Salah satu contoh, seorang teman bercerita bagaimana ia dan keluarganya berlibur ke sebuah pantai yang masih "perawan" alias belum terjamah oleh Dinas Pariwisata. Setelah puas bermain di pantai, mereka sekeluarga mendatangi masjid yang ada di dekat situ untuk menumpang mandi. Meski penunggu masjid menggunakan "jubah," berjenggot, dan bertampang kurang ramah (walau tetap membolehkan), mereka sekeluarga tetap menumpang mandi di masjid itu.
Setelah itu, salah seorang penduduk bertanya kepada teman saya itu, "Ibu tidak takut mandi di masjid itu? Saya saja takut..."
"Memangnya kenapa?" Tanya teman saya.
Ternyata itu adalah masjid "khusus" yang hanya digunakan oleh orang-orang dari luar daerah. Konon, menurut warga itu, mereka sudah sepuluh tahun lebih ada di daerah itu, mengaku berasal dari Jawa dan selama ini mengontrak dari satu rumah ke rumah yang lain.

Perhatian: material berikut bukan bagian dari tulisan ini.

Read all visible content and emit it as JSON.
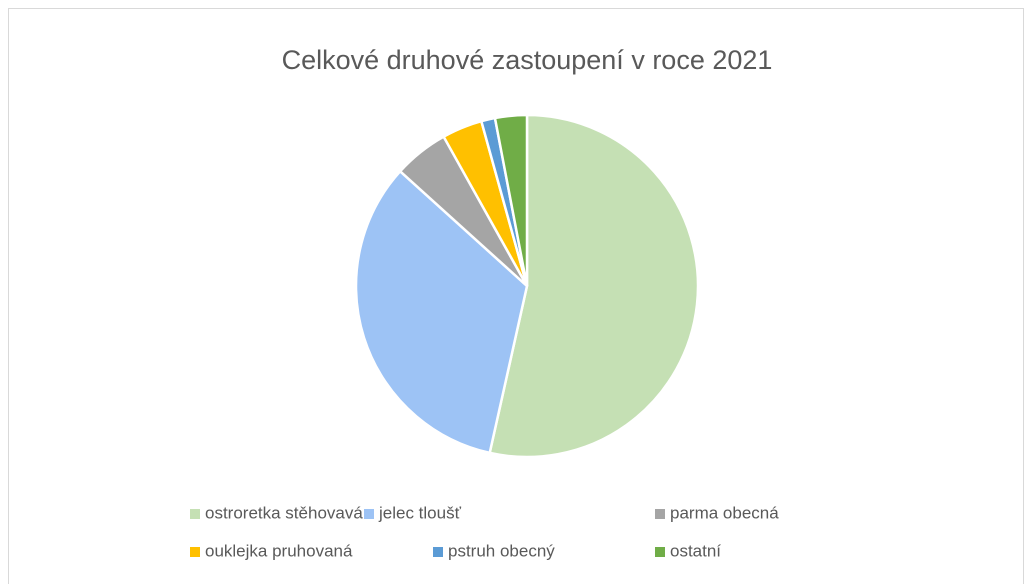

Dengan merebaknya isu NII dan peristiwa matinya Osama Bin Laden ini, upaya untuk memperbaiki pola pendidikan agama terutama di kampus-kampus tentu patut mendapat dukungan dari berbagai pihak. Seorang teman yang lain pernah mengatakan bahwa sisi baik dari berbagai peristiwa "hipnotis" yang terjadi belakangan ini adalah meningkatnya kesadaran dan kewaspadaan masyarakat.
Orang tua akan lebih memperingatkan anak-anaknya yang berkuliah terutama di luar kota agar lebih berhati-hati dalam bergaul. Para mahasiswa (khususnya muslim) sendiri akan meningkatkan kewaspadaan mereka terhadap ajakan-ajakan untuk bergabung dalam suatu forum atau pertemuan agama yang "tidak biasa."
Memberantas ekstremisme agama memang bukan perkara mudah, namun bukan berarti mustahil. Seluruh lapisan masyarakat, termasuk anda dan saya, sama-sama memiliki andil. Di atas itu semua, saya percaya Tuhan juga menjagai Indonesia, selama kita terus bersatu dan terus berdoa untuk kesejahteraan negeri ini. Amin.